Beyond its biotechnology applications, the anti-CRISPR strategy is opening up fresh possibilities for basic research, too. “It’s become one of our favourite tools,” says Shawn Liu, a neuro-epigeneticist at Columbia University Medical Center in New York City. Liu studies how a modified CRISPR–Cas9 system can change the expression levels of a gene through epigenetic modifications — that is, without altering the underlying sequence. Anti-CRISPR proteins helped him to show how long the effects lasted13.
They also came in handy when researchers were looking for mutant strains of bacteria that could fend off phage attacks more effectively than standard ones. A team led by Sylvain Moineau, a phage biologist at Laval University in Quebec City, Canada, focused on Streptococcus thermophilus, a microbe used to make cheese and yoghurt14: “We used a phage containing an anti-CRISPR protein as a tool to find other defence mechanisms,” he explains.
Other scientists are incorporating anti-CRISPRs into tools such as biosensors that can track how much of a therapeutic gene editor is active inside cells, and optogenetic control strategies that allow researchers to switch on Cas9 genome targeting at the flick of a laser beam.
“A lot of it is still in the stage of ‘toy’ systems,” says Chase Beisel, a bioengineer at the Helmholtz Institute for RNA-based Infection Research in Würzburg, Germany. “But the concept is there, at least.”
As bioengineers continue to tinker with anti-CRISPRs, and as companies such as Acrigen move to introduce the inhibitors into therapeutic platforms, some biologists have also begun to grapple with more philosophical questions about the evolution of CRISPR–Cas systems in the first place. If bacteria with intact CRISPR protections commonly harbour phage-derived sequences for inhibitors that neutralize this immunity, then “CRISPR is clearly not doing its defence role in many of those cases”, says Edze Westra, who studies the ecology of CRISPR systems at the University of Exeter, UK. And yet, natural selection seems to maintain the system in working order. So, he asks, “what is its role apart from fuelling biotech start-up companies?”
Some studies point to bacteria using CRISPR–Cas systems in forming biofilms, repairing DNA and conducting other regulatory processes involved in enhancing virulence. And it’s possible that once anti-CRISPRs have defanged Cas enzymes of their DNA-cutting abilities, bacteria will have repurposed the gene editors for other uses, says Maxwell, the University of Toronto microbiologist.

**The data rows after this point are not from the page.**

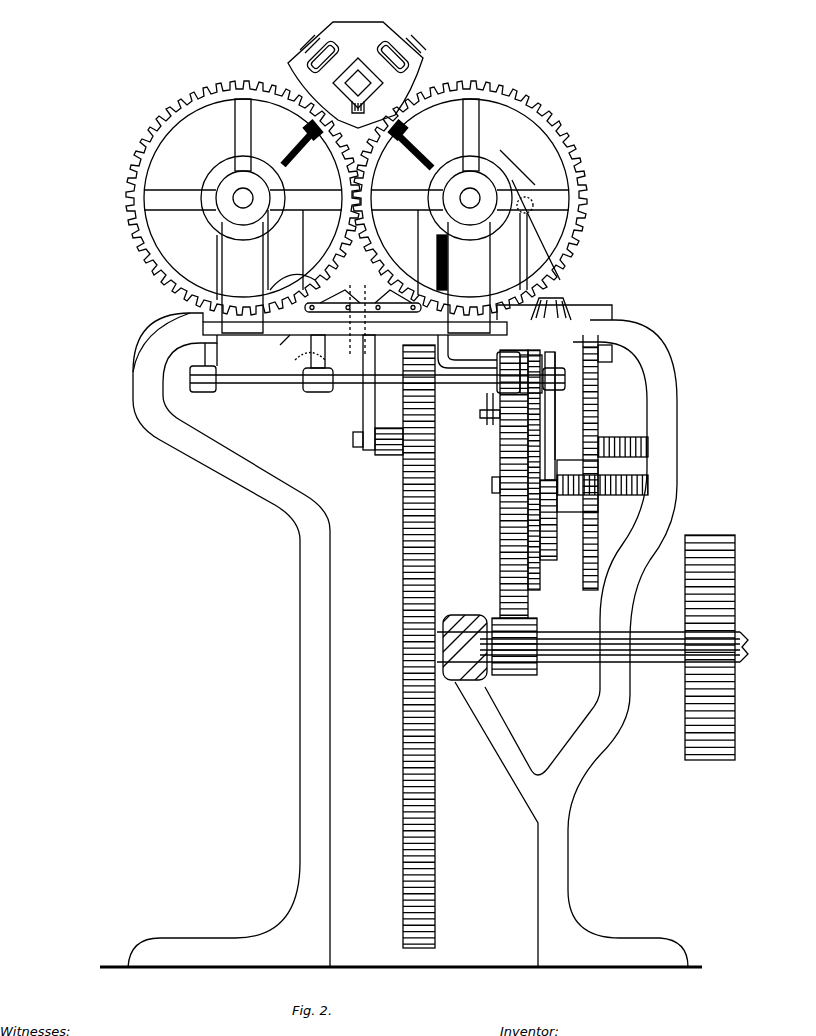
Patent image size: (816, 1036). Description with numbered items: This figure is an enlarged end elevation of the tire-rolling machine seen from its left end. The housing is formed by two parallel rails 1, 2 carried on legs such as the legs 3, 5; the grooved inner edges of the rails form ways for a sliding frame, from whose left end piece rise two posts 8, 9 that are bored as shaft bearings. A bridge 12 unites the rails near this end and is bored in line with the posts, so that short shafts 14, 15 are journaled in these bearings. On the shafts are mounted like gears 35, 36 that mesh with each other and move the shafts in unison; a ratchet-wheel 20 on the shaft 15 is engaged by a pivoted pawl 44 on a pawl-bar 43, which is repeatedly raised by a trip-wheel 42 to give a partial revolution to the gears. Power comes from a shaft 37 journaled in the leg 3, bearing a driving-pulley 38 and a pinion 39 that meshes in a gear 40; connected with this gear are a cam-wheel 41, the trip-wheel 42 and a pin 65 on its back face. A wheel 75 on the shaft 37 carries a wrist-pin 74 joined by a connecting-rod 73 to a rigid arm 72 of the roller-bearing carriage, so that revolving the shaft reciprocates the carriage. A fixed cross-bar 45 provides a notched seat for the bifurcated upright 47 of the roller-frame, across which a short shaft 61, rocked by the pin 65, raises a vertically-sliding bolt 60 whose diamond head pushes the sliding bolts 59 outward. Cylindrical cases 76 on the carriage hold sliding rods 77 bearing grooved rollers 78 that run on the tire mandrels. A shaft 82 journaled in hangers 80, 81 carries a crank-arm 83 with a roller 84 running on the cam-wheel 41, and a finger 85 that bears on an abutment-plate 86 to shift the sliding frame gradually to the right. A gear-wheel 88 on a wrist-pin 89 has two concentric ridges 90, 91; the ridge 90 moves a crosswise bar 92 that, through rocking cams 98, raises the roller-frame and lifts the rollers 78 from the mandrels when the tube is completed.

The rail 1 is at (363, 328).
The rail 2 is at (161, 342).
The leg 3 is at (640, 568).
The leg 5 is at (300, 533).
The post 8 is at (242, 277).
The post 9 is at (463, 277).
The bridge 12 is at (255, 198).
The short shaft 14 is at (238, 208).
The short shaft 15 is at (468, 208).
The ratchet-wheel 20 is at (500, 175).
The gear 35 is at (130, 199).
The gear 36 is at (481, 198).
The shaft 37 is at (592, 659).
The driving-pulley 38 is at (710, 657).
The pinion 39 is at (488, 650).
The gear 40 is at (500, 540).
The cam-wheel 41 is at (541, 588).
The trip-wheel 42 is at (556, 551).
The pawl-bar 43 is at (562, 298).
The pawl 44 is at (533, 211).
The cross-bar 45 is at (266, 255).
The bifurcated upright 47 is at (352, 22).
The sliding bolt 59 is at (363, 62).
The vertically-sliding bolt 60 is at (368, 105).
The short shaft 61 is at (467, 351).
The pin 65 is at (480, 409).
The rigid arm 72 is at (372, 392).
The connecting-rod 73 is at (372, 428).
The wrist-pin 74 is at (346, 439).
The wheel 75 is at (407, 646).
The hollow cylindrical case 76 is at (300, 126).
The sliding rod 77 is at (362, 150).
The grooved roller 78 is at (281, 347).
The hanger 80 is at (203, 376).
The hanger 81 is at (497, 352).
The shaft 82 is at (377, 390).
The crank-arm 83 is at (557, 425).
The roller 84 is at (500, 465).
The finger 85 is at (325, 356).
The abutment-plate 86 is at (306, 352).
The gear-wheel 88 is at (598, 535).
The wrist-pin 89 is at (602, 458).
The ridge 90 is at (603, 429).
The ridge 91 is at (600, 371).
The bar 92 is at (596, 308).
The rocking cam 98 is at (363, 320).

Those bedevilling mysteries won’t halt the steady march of CRISPR gene editing into human therapeutics, pest control and more. And for many, that’s why anti-CRISPRs are so important.
“There needs to be this shift to really controlling these editors so we make sure that you get the change you want and nothing else,” says Doudna. And just as the CRISPR–Cas systems that ushered in a biotechnology revolution started with a few curious observations in a laboratory, she notes, so too did the discovery of the inhibitors that could be a much-needed corrective.